Melody merasa inilah saatnya balas dendam pada Drew. Yang terpenting sekarang adalah membuat Drew membayar perbuatannya pada Melody. Setiap tetes airmatanya yang jatuh akibat perbuatan Drew harus terbayar lunas. Jadi, yang dilakukan Melody adalah menyusun rencana pembalasannya. Sesempurna mungkin.
Ketika minggu sore itu Melody berjalan jumawa dengan Drew mengekor di belakangnya, ia merasakan tubuhnya yang dua minggu ini kehilangan semangat menjadi begitu diliputi gairah. Melody menoleh sekilas. Tampak di ujung matanya, Drew berjalan terseret-seret dengan paper bag di masing-masing tangannya. Mukanya tertekuk sempurna dan ia tampak ingin berada di mana saja di dunia ini, asal jangan berada di dekat Melody.
"Menurut kamu itu bagus nggak, sayang?" Melody tersenyum culas sembari menatap Drew yang cemberut.
"Apa?" tanya Drew galak.
"Itu. Sepatu itu!" Melody menunjuk flat shoes berwarna biru yang bertengger manis di etalase.
"Kamu sudah beli dua sepatu. Dan keduanya bahkan sama datarnya dengan sepatu itu," sahut Drew sambil menahan geraman yang hampir terlompat dari bibirnya, demi Tuhan!! Dia pikir dia Imelda Marcos apa, hingga butuh sepatu demikian banyaknya hanya untuk sepasang kaki?
"Untuk Shinta," sahut Melody kalem.
"Shin Chan suka sepatu kets," ujar Drew cepat.
"Shinta butuh sepatu cantik. Dia kan cewek. Kalau suatu hari Shinta mau ngedate dengan Rasta, Shinta harus punya stok sepatu cantik."

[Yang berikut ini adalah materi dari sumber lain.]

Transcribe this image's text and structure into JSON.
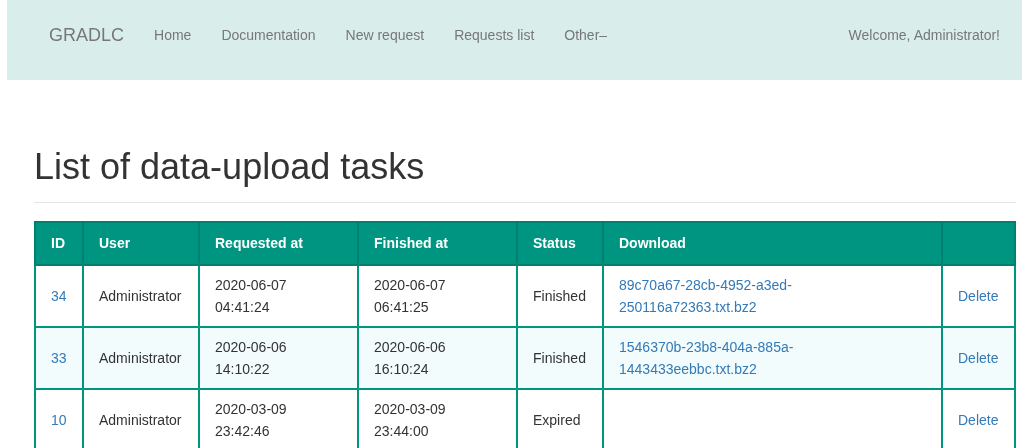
{
  "navbar": {
    "brand": "GRADLC",
    "items": [
      {
        "label": "Home"
      },
      {
        "label": "Documentation"
      },
      {
        "label": "New request"
      },
      {
        "label": "Requests list"
      },
      {
        "label": "Other",
        "caret": "–"
      }
    ],
    "welcome": "Welcome, Administrator!"
  },
  "heading": "List of data-upload tasks",
  "table": {
    "columns": [
      "ID",
      "User",
      "Requested at",
      "Finished at",
      "Status",
      "Download"
    ],
    "rows": [
      {
        "id": "34",
        "user": "Administrator",
        "requested": [
          "2020-06-07",
          "04:41:24"
        ],
        "finished": [
          "2020-06-07",
          "06:41:25"
        ],
        "status": "Finished",
        "download": [
          "89c70a67-28cb-4952-a3ed-",
          "250116a72363.txt.bz2"
        ],
        "action": "Delete"
      },
      {
        "id": "33",
        "user": "Administrator",
        "requested": [
          "2020-06-06",
          "14:10:22"
        ],
        "finished": [
          "2020-06-06",
          "16:10:24"
        ],
        "status": "Finished",
        "download": [
          "1546370b-23b8-404a-885a-",
          "1443433eebbc.txt.bz2"
        ],
        "action": "Delete"
      },
      {
        "id": "10",
        "user": "Administrator",
        "requested": [
          "2020-03-09",
          "23:42:46"
        ],
        "finished": [
          "2020-03-09",
          "23:44:00"
        ],
        "status": "Expired",
        "action": "Delete"
      }
    ]
  }
}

Drew mendelik, merasa Melody benar-benar memiliki pola pikir ajaib. Stok sepatu? Kalau saat sedang darurat perang dan Melody mengumpulkan beras sepuluh ton juga karena takut kelaparan, Drew tak akan sekesal ini. Tapi sepatu? Buang-buang waktu dan duit, pastinya.
"Mbak... aku mau warna yang ini, ukurannya 36," ujar Melody sambil tersenyum manis pada si pramuniaga .
Tak berapa lama kemudian sepatu pesanan Melody tiba. Setelah memastikan kondisi sepatu itu layak beli, Melody menoleh pada Drew sambil melemparkan senyuman semanis madu, "Bayarin."
Hening sebentar──Drew menatap Melody──bingung. Apa ia tak salah dengar?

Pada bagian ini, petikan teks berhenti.